Not sure what 23 licences she is referring to exactly. An application fee for a licence round and the yearly fees companies pay on licences are 2 different things. If the state cancels a licence when then rent is being paid and then licence conditions are being met it would be surprising if there was not recourse.

A licence application being rejected for valid reasons, within the framework of the Act, is one thing.  Such a rejection would not stop an applicant going back to the drawing board and making a better application next time. This Bill would do something else entirely – it will prohibit new licenses entirely no matter how good or bad an application might be.  In general, an applicant has no expectation that his or her application will be granted so cannot claim on foot of a rejection – but that general rule applies where the decision-maker acts in good faith in each case, not where there is a blanket ban on new licences.

Assuming she means the instances where there were applications made for licensing options (or licences) under the competitive licensing rounds in these instances, where there were likely to have been competing bids for the same blocks and as such there were some unsuccessful bidders as such blocks could only be awarded to the winning bid as assessed by the Department.
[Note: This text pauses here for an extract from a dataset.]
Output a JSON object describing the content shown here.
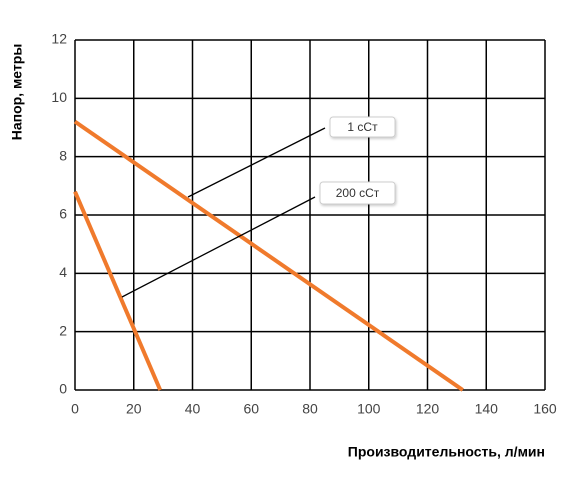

This is standard practice globally and all companies bidding will have known the situation and there would be absolutely no expectation that application fees would be returned.

This is a completely difference situation to one in which the State might revoke a lease, licence, licensing option or other authorisation because of a ban imposed following the grant of the authorisation, or where there was a reasonable expectation that there would be an award of a lease to permit development.

It is also possible that she may be referring to situations where licensing options were not converted to licences for a variety of reasons. Again, this is a completely different situation to the one which would pertain in the event of the imposition of a ban by the State.

In either case the argument presented is a complete misrepresentation of the situation.